Après le cataclysme Nevermind deux ans plus tôt, Kurt Cobain, Krist Novoselic et Dave Grohl rêvent de sous-sols. Kurt ne rime pas avec gloire et c’est dans des titres moins accessibles que le chanteur cherche son issue de secours. Pour autant, pour ne pas saborder leurs futurs passages radio, il demandera – à reculons – à Scott Litt, le producteur de R.E.M., de lifter les singles jugés trop bruts produits par Steve Albini, fidèle des Pixies, son groupe fétiche. Punk bien plus violent que Nevermind mais plus savoureux que Bleach, In Utero met sous cloche les stigmates de l’ange déchu aux cheveux plats avec une savante alternance de morceaux crus quasi bruitistes (Scentless Apprentice, le paradoxal Radio Friendly Unit Schifter) et d’autres quasi pop (Pennyroyal Tea, Rape Me, Dumb, Heart-Shaped Box). Ce qui frappe le plus, au-delà de l’incroyable jeu de batterie de Dave Grohl, c’est sa voix foutue qui s’arrache à chaque mot (Tourette’s) et ne trouve que de rares repos. Le destin de Cobain, qui se tirera une balle sept mois plus tard, se dessine déjà au fil de l’album, de Radio Friendly Unit Schifter (sur lequel il chante “What is what I need/what is wrong with me”) à la délicate ballade de conclusion All Apologies. Cet ultime disque de Nirvana, que le chanteur voulait intituler I Hate Myself And I Want to Die, fera office de testament.

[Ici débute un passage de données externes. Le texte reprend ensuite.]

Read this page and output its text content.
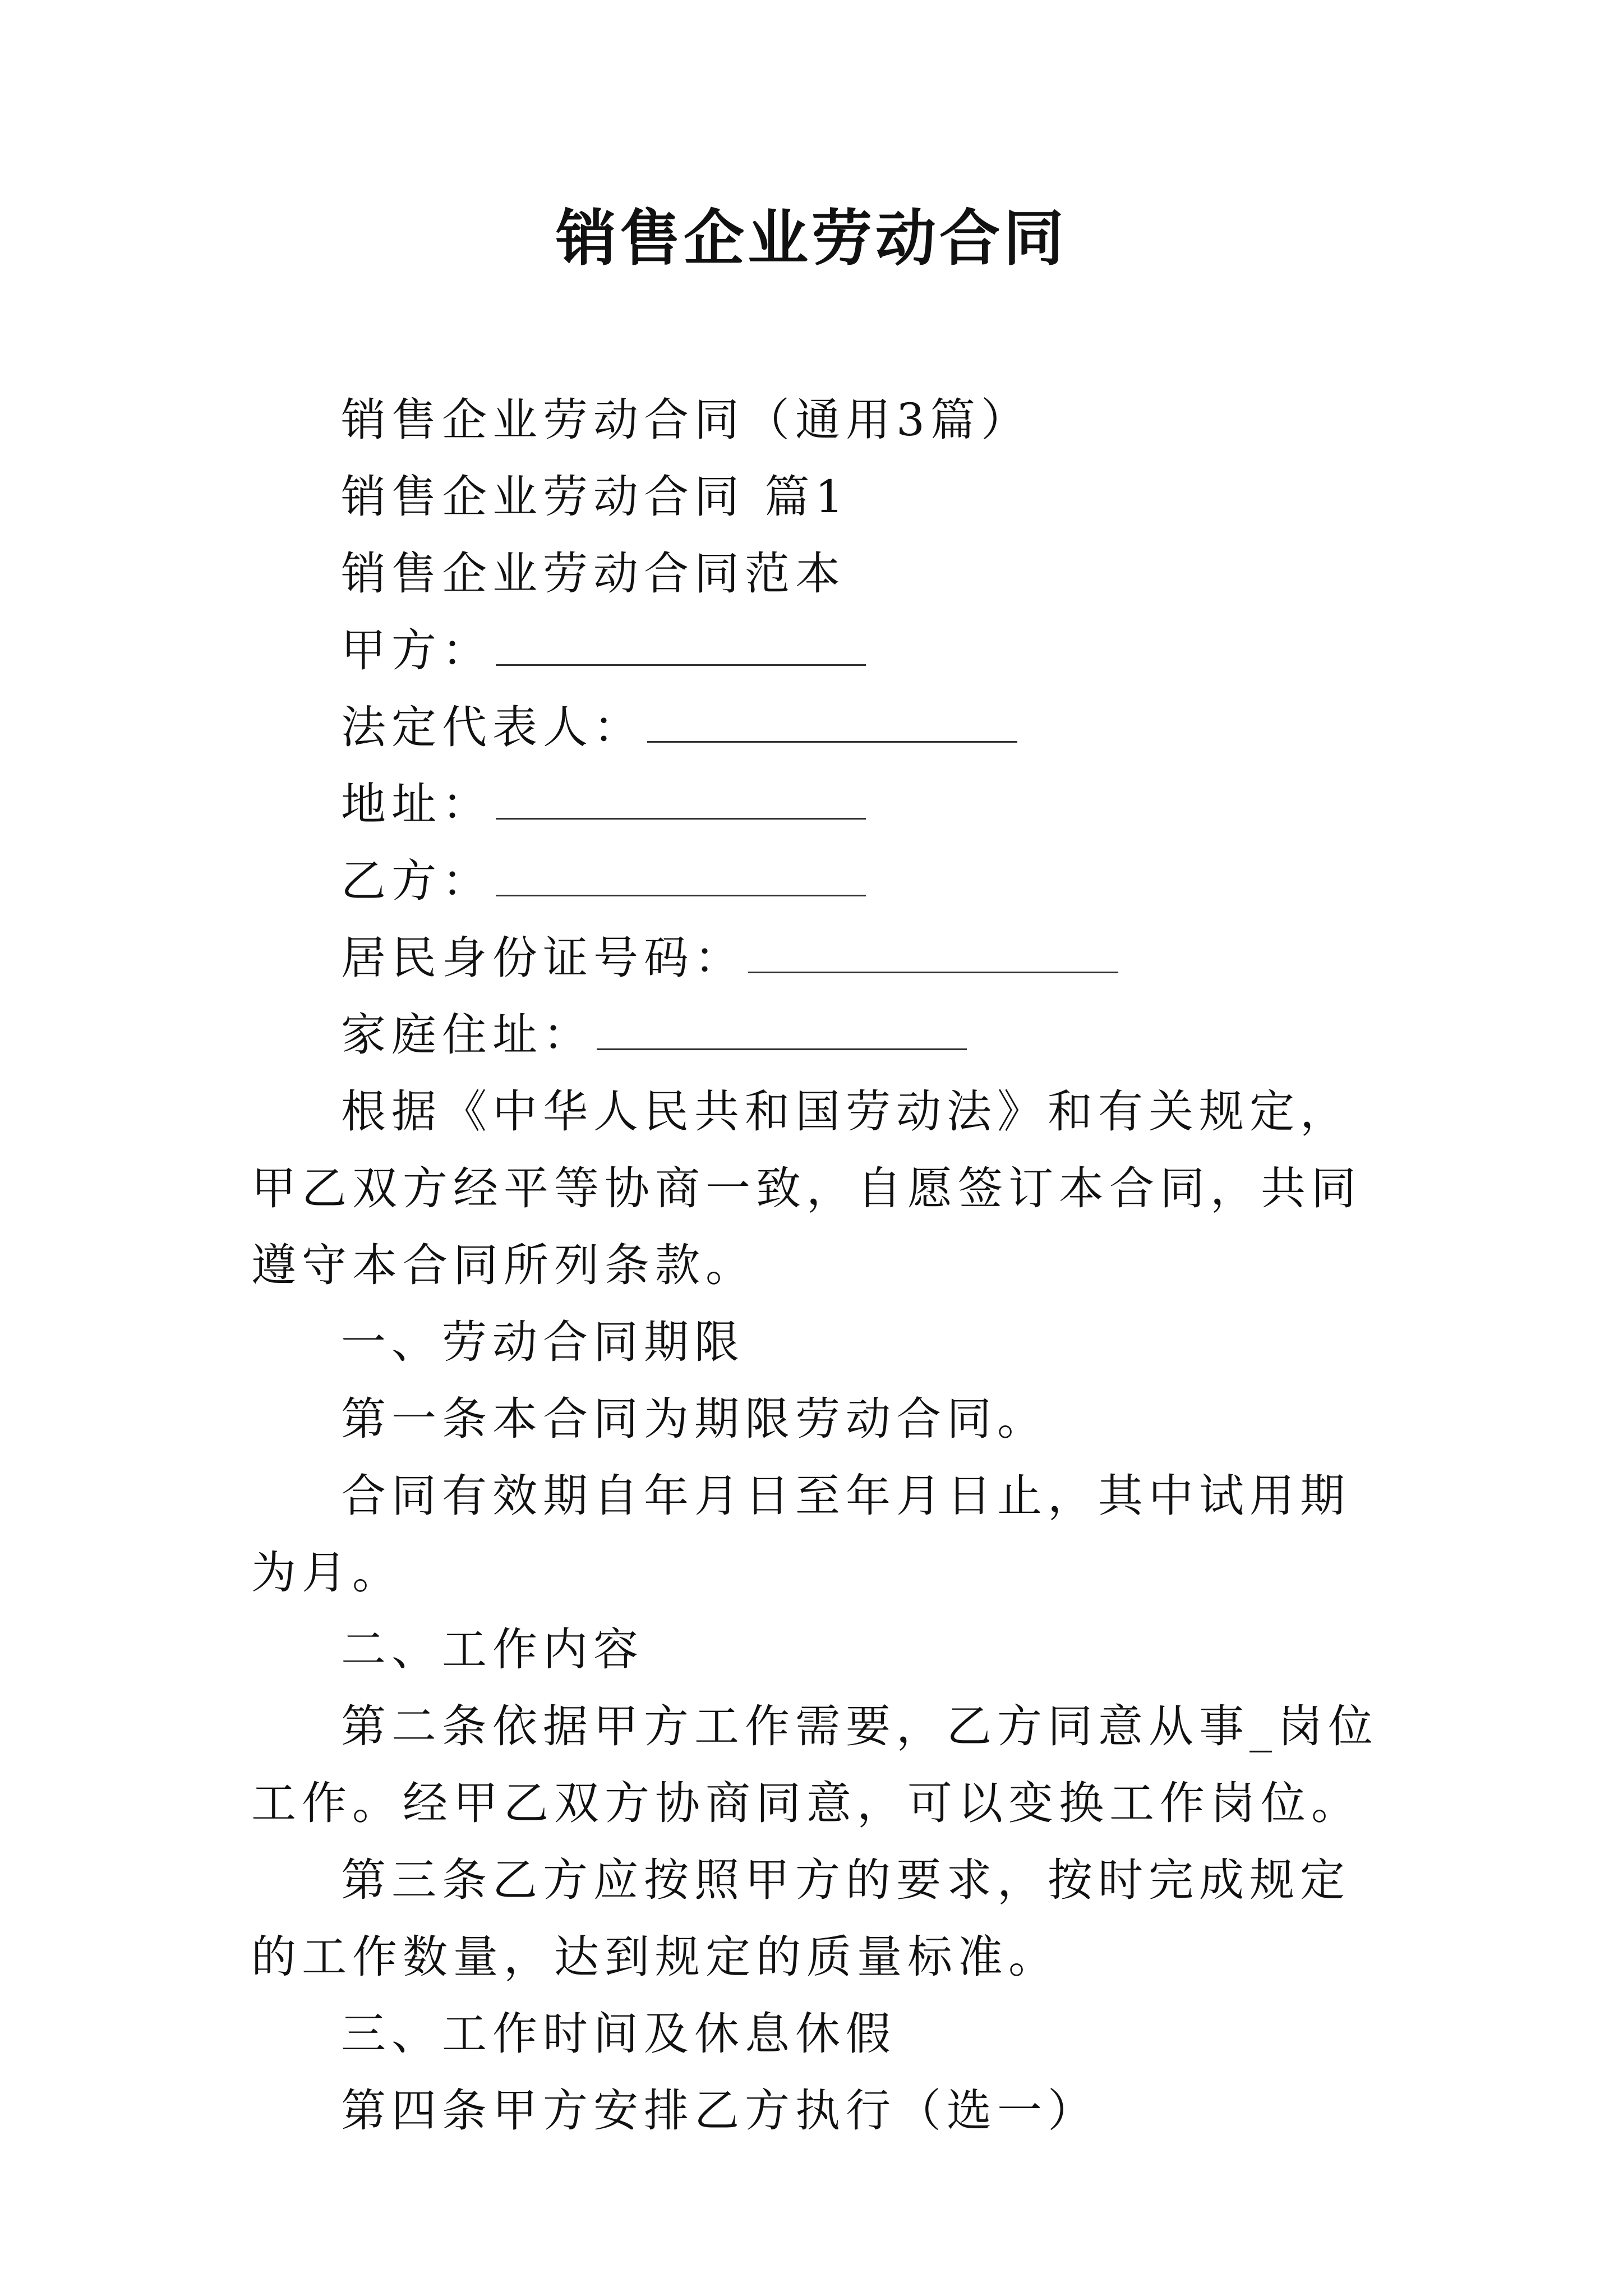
销售企业劳动合同

销售企业劳动合同（通用3篇）

销售企业劳动合同 篇1

销售企业劳动合同范本

甲方：

法定代表人：

地址：

乙方：

居民身份证号码：

家庭住址：

根据《中华人民共和国劳动法》和有关规定，甲乙双方经平等协商一致，自愿签订本合同，共同遵守本合同所列条款。

一、劳动合同期限

第一条本合同为期限劳动合同。

合同有效期自年月日至年月日止，其中试用期为月。

二、工作内容

第二条依据甲方工作需要，乙方同意从事_岗位工作。经甲乙双方协商同意，可以变换工作岗位。

第三条乙方应按照甲方的要求，按时完成规定的工作数量，达到规定的质量标准。

三、工作时间及休息休假

第四条甲方安排乙方执行（选一）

Coïncidence malheureuse : Live Through This et son intitulé prophétique sort une semaine après le suicide de Kurt Cobain. Sa veuve Courtney Love est alors en train de se débattre contre cette folle rumeur qui l’acccuse d’avoir fait assassiner son mari, avant de subir deux mois plus tard le décès par overdose d’héroïne de Kristen Pfaff, la bassiste de son groupe Hole. Signé chez Geffen pour 1 million de dollars – soit quatre fois plus que Nirvana –, au grand désarroi de Madonna qui les voulait pour son label, Hole sort d’abord Pretty on the Inside (1991). Un bijou abrasif produit par Kim Gordon de Sonic Youth, où Love s’arrache la voix sur 11 titres. Cobain conseillant à Love d’adoucir la formule pour rendre le tout plus accessible, Live Through This alterne susurements et cris punk sur des mélodies plus pop mais toujours furieuses. La batterie de Patti Schemel est simple sans être acharnée, tandis que la guitare d’Eric Erlandson parvient à trouver la violence juste. Loin des thèmes frelatés déclinés par le genre, l’ancienne strip-teaseuse parle de son bébé qu’on lui a pris (I Think That I Would Die) mais aussi, et surtout d’un corps féminin malmené (Doll Parts, Jennifer’s Body, Plump, Miss World).